Question

A car P moves due to east with a speed $10\,{ms^{-1}}$ and another car Q moves due west with a speed $15\,{ms^{-1}}$. The velocity of
car P as observed by car Q is
A. $25\,{ms^{-1}}$ due east
B. $25\,{ms^{-1}}$ due west
C. $5\,{ms^{-1}}$ due east
D. $5\,{ms^{-1}}$ due west

Answer 1

The speed of both the cars is given, using those values and plotting in an x-y plane we get a clear understanding of the given situation. As both the car moves in opposite directions, therefore, one car will be in positive x-direction while the other will be in negative x-direction and then we have to find the velocity of the first car observed by the second car.

Complete step by step answer:
We will first draw a rough diagram of both cars moving in opposite directions.

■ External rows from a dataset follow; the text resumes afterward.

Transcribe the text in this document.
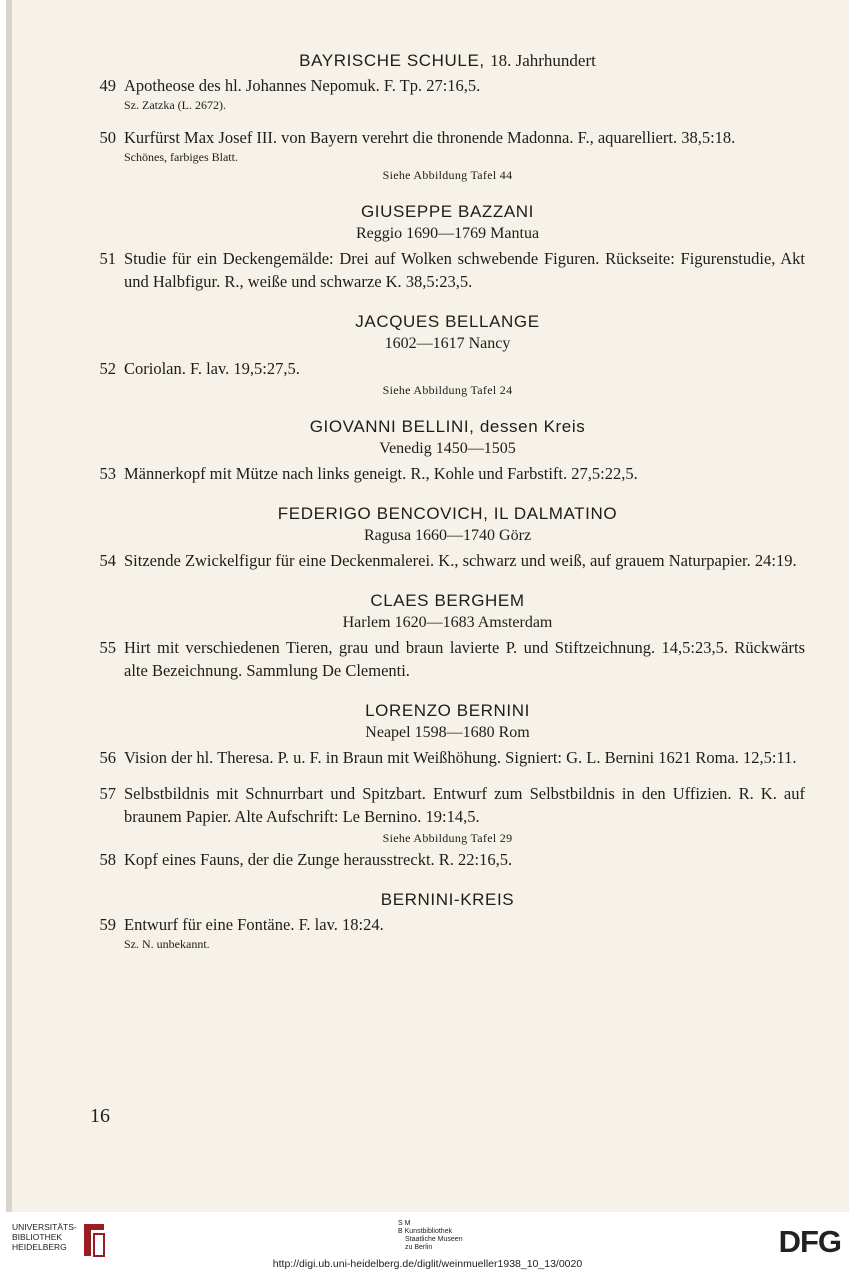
BAYRISCHE SCHULE, 18. Jahrhundert
49 Apotheose des hl. Johannes Nepomuk. F. Tp. 27:16,5.
Sz. Zatzka (L. 2672).
50 Kurfürst Max Josef III. von Bayern verehrt die thronende Madonna. F., aquarelliert. 38,5:18.
Schönes, farbiges Blatt.
Siehe Abbildung Tafel 44
GIUSEPPE BAZZANI
Reggio 1690—1769 Mantua
51 Studie für ein Deckengemälde: Drei auf Wolken schwebende Figuren. Rückseite: Figurenstudie, Akt und Halbfigur. R., weiße und schwarze K. 38,5:23,5.
JACQUES BELLANGE
1602—1617 Nancy
52 Coriolan. F. lav. 19,5:27,5.
Siehe Abbildung Tafel 24
GIOVANNI BELLINI, dessen Kreis
Venedig 1450—1505
53 Männerkopf mit Mütze nach links geneigt. R., Kohle und Farbstift. 27,5:22,5.
FEDERIGO BENCOVICH, IL DALMATINO
Ragusa 1660—1740 Görz
54 Sitzende Zwickelfigur für eine Deckenmalerei. K., schwarz und weiß, auf grauem Naturpapier. 24:19.
CLAES BERGHEM
Harlem 1620—1683 Amsterdam
55 Hirt mit verschiedenen Tieren, grau und braun lavierte P. und Stiftzeichnung. 14,5:23,5. Rückwärts alte Bezeichnung. Sammlung De Clementi.
LORENZO BERNINI
Neapel 1598—1680 Rom
56 Vision der hl. Theresa. P. u. F. in Braun mit Weißhöhung. Signiert: G. L. Bernini 1621 Roma. 12,5:11.
57 Selbstbildnis mit Schnurrbart und Spitzbart. Entwurf zum Selbstbildnis in den Uffizien. R. K. auf braunem Papier. Alte Aufschrift: Le Bernino. 19:14,5.
Siehe Abbildung Tafel 29
58 Kopf eines Fauns, der die Zunge herausstreckt. R. 22:16,5.
BERNINI-KREIS
59 Entwurf für eine Fontäne. F. lav. 18:24.
Sz. N. unbekannt.
16
UNIVERSITÄTS-
BIBLIOTHEK
HEIDELBERG
S M
B Kunstbibliothek
Staatliche Museen
zu Berlin	DFG
http://digi.ub.uni-heidelberg.de/diglit/weinmueller1938_10_13/0020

Now as we can see that car P is in positive x-direction and car Q is moving in the negative x-direction. To find the velocity of car P as observed by car Q we will add the velocities of the cars. The velocity of P with respect to Q is given by $V_{PQ}$.
$V_P=10i$ , $V_Q=-15i$
$\Rightarrow {{V}_{PQ}}={{V}_{p}}-{{V}_{Q}}$
Substituting the values we get,
$\Rightarrow {{V}_{PQ}}=10i-\left( -15i \right)$
$\therefore {{V}_{PQ}}=25i$

Therefore the speed of car P will be $25\,{ms^{-1}}$ due east.

Note: Speed is a scalar quantity. It is the distance travelled per unit time. It is not involved with any specified direction. Speed refers to how briskly an object is moving, or the rate at which the distance is covered. Velocity is a vector quantity. It has a magnitude and a specified direction. It is the rate of change within the position of the body with relevance to time. Relative velocity is the velocity of one object with respect to another object. It is the velocity between two objects calculated in a single coordinate system.